A 72-year-old female participates in a study conducted at The Rubin Institute for Advanced Orthopedics at LifeBridge Health, by strapping on a device that utilizes electromagnetic pulses to potentially reduce inflammation in the knee.
Margaret Friesl wears the device for 90 minutes twice a day, so researchers can determine if it is capable of promoting cartilage production and reducing inflammation associated with arthritis.
That particular study requires older people, who are more likely to suffer with arthritis. However, researchers struggle to find seniors that are willing to volunteer for medical trials.
“Older people are disproportionately affected by a lot of diseases that are being studied, but they are not a part of the research,” said Susan Peschin, president and CEO of the Alliance for Aging Research.
Clinical trials are a primary requirement for determining whether a specific treatment, device or medicine is effective and safe. For studies involving treatments for aging-associated conditions and diseases, participation by seniors is extremely important because they allow the treatment to be adjusted specifically for seniors.
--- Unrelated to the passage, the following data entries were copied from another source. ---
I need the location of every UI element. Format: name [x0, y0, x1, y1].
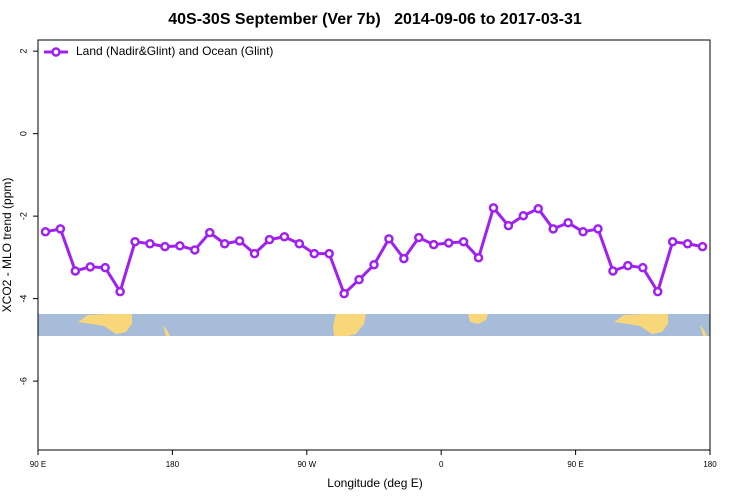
map-strip	[38, 314, 710, 336]
point	[354, 274, 364, 285]
point	[204, 227, 215, 238]
point	[249, 248, 260, 259]
point	[518, 210, 529, 221]
point	[219, 239, 230, 249]
plot-frame	[37, 39, 711, 451]
point	[488, 203, 499, 213]
point	[593, 224, 603, 234]
point	[175, 241, 185, 251]
point	[578, 227, 588, 237]
point	[85, 262, 96, 272]
point	[100, 262, 110, 273]
x-tick-label: 0	[439, 460, 444, 469]
point	[473, 253, 484, 263]
legend-marker	[51, 47, 61, 57]
point	[115, 286, 125, 297]
y-tick-label: -2	[18, 212, 28, 220]
x-tick-label: 90 E	[567, 460, 583, 469]
y-axis-label: XCO2 - MLO trend (ppm)	[0, 178, 14, 313]
point	[264, 234, 275, 245]
point	[638, 262, 648, 273]
chart-title: 40S-30S September (Ver 7b) 2014-09-06 to…	[168, 11, 582, 28]
y-tick-label: -6	[18, 377, 28, 385]
point	[682, 239, 693, 249]
point	[399, 253, 409, 264]
point	[414, 232, 424, 243]
y-tick-label: 0	[18, 131, 28, 136]
x-tick-label: 180	[166, 460, 180, 469]
point	[697, 241, 708, 252]
point	[279, 232, 290, 242]
point	[369, 260, 379, 270]
point	[652, 286, 663, 297]
point	[190, 245, 200, 255]
point	[70, 266, 81, 276]
point	[608, 266, 618, 276]
point	[234, 236, 245, 246]
point	[443, 238, 454, 248]
point	[428, 239, 439, 250]
point	[55, 224, 66, 234]
point	[145, 239, 155, 249]
point	[503, 220, 514, 231]
point	[563, 217, 573, 228]
y-tick-label: -4	[18, 295, 28, 303]
point	[130, 236, 140, 247]
point	[623, 260, 633, 271]
point	[384, 234, 394, 244]
x-tick-label: 90 W	[297, 460, 316, 469]
point	[458, 236, 469, 247]
legend-label: Land (Nadir&Glint) and Ocean (Glint)	[76, 44, 273, 58]
point	[40, 227, 51, 237]
point	[309, 248, 320, 259]
x-axis-label: Longitude (deg E)	[327, 476, 422, 490]
y-tick-label: 2	[18, 49, 28, 54]
point	[294, 239, 305, 249]
point	[533, 203, 544, 214]
point	[339, 288, 349, 299]
series-line	[45, 206, 703, 296]
point	[324, 248, 334, 259]
x-tick-label: 180	[703, 460, 717, 469]
point	[160, 241, 170, 252]
x-tick-label: 90 E	[30, 460, 46, 469]
point	[667, 236, 678, 247]
point	[548, 224, 558, 234]
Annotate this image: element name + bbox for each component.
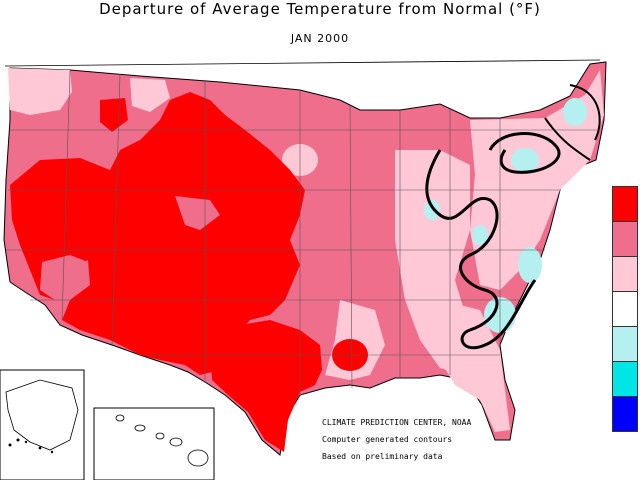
much-above-west (10, 92, 305, 375)
zero-contour-new-england (544, 117, 591, 161)
near-normal-nevada-pocket (40, 255, 88, 300)
credits-line-2: Computer generated contours (322, 435, 453, 444)
slightly-above-montana (130, 78, 170, 112)
legend-swatch-6 (612, 396, 638, 432)
slightly-below-pennsylvania (472, 225, 488, 245)
credits-block: CLIMATE PREDICTION CENTER, NOAA Computer… (322, 414, 471, 465)
much-above-texas (210, 320, 322, 452)
slightly-below-west-virginia (424, 200, 440, 220)
legend-swatch-0 (612, 186, 638, 221)
slightly-below-new-york (511, 148, 539, 172)
slightly-above-southeast (440, 300, 510, 432)
zero-contour-maine (569, 84, 601, 141)
zero-contour-east (425, 149, 537, 350)
state-boundaries (6, 69, 600, 395)
canada-border (4, 59, 601, 67)
slightly-above-northwest (8, 68, 72, 115)
slightly-below-virginia (518, 247, 542, 283)
near-normal-montana-pocket (175, 196, 220, 230)
map-title: Departure of Average Temperature from No… (99, 0, 541, 18)
hawaii-inset-box (93, 407, 215, 480)
alaska-outline (5, 379, 79, 451)
much-above-montana-spot (100, 98, 128, 132)
map-subtitle: JAN 2000 (290, 32, 350, 45)
zero-contour-northeast (488, 132, 561, 174)
legend-swatch-4 (612, 326, 638, 361)
legend-swatch-1 (612, 221, 638, 256)
color-legend (612, 186, 638, 432)
credits-line-3: Based on preliminary data (322, 452, 443, 461)
legend-swatch-3 (612, 291, 638, 326)
alaska-islands (8, 438, 54, 454)
slightly-above-northeast (470, 70, 604, 290)
legend-swatch-2 (612, 256, 638, 291)
credits-line-1: CLIMATE PREDICTION CENTER, NOAA (322, 418, 472, 427)
legend-swatch-5 (612, 361, 638, 396)
hawaii-islands (115, 414, 209, 467)
slightly-below-maine (563, 98, 587, 126)
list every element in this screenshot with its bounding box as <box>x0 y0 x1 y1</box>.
Older participants are more representative of the target population, as well.
Clinical trials fail to draw older people. According to study by Tufts University, 11 percent of clinical trials never enroll a single patient and 37 percent fail to meet enrollment goals.
Previous studies reveal that over half of the people diagnosed with cancers are 65 years old or older, but only 25 percent of clinical trials that examine the disease are capable of drawing people for that particular age group.
A short film by the Alliance for Aging Research brings awareness to the problem, while trying to encourage older people to volunteer for medical research.
There are many reasons why seniors do not participate in clinical trials. Either the likely senior candidates were not aware or do not know how to participate in the trials. Other potential issues may include lack of transportation and distrust for the health system.
Many trials have very strict criteria, which automatically eliminates seniors. It is not unusual for researchers to prefer elderly with other diseases because it complicates the process, making it harder to decipher the study results. Many elder people suffer from a variety of chronic illnesses.
Researchers find utilizing older patients may require them to extend the study period and expand the pool of participants.
The Baltimore VA Medical Center has a unique program that is dedicated specifically to geriatric research, where nearly 20 such trials are underway. The VA utilizes numerous methods to encourage senior involvement.
To avoid transportation problems, the researchers will either conduct the studies in the seniors’ homes or pick them up. All follow-up visits are conducted in participants’ homes.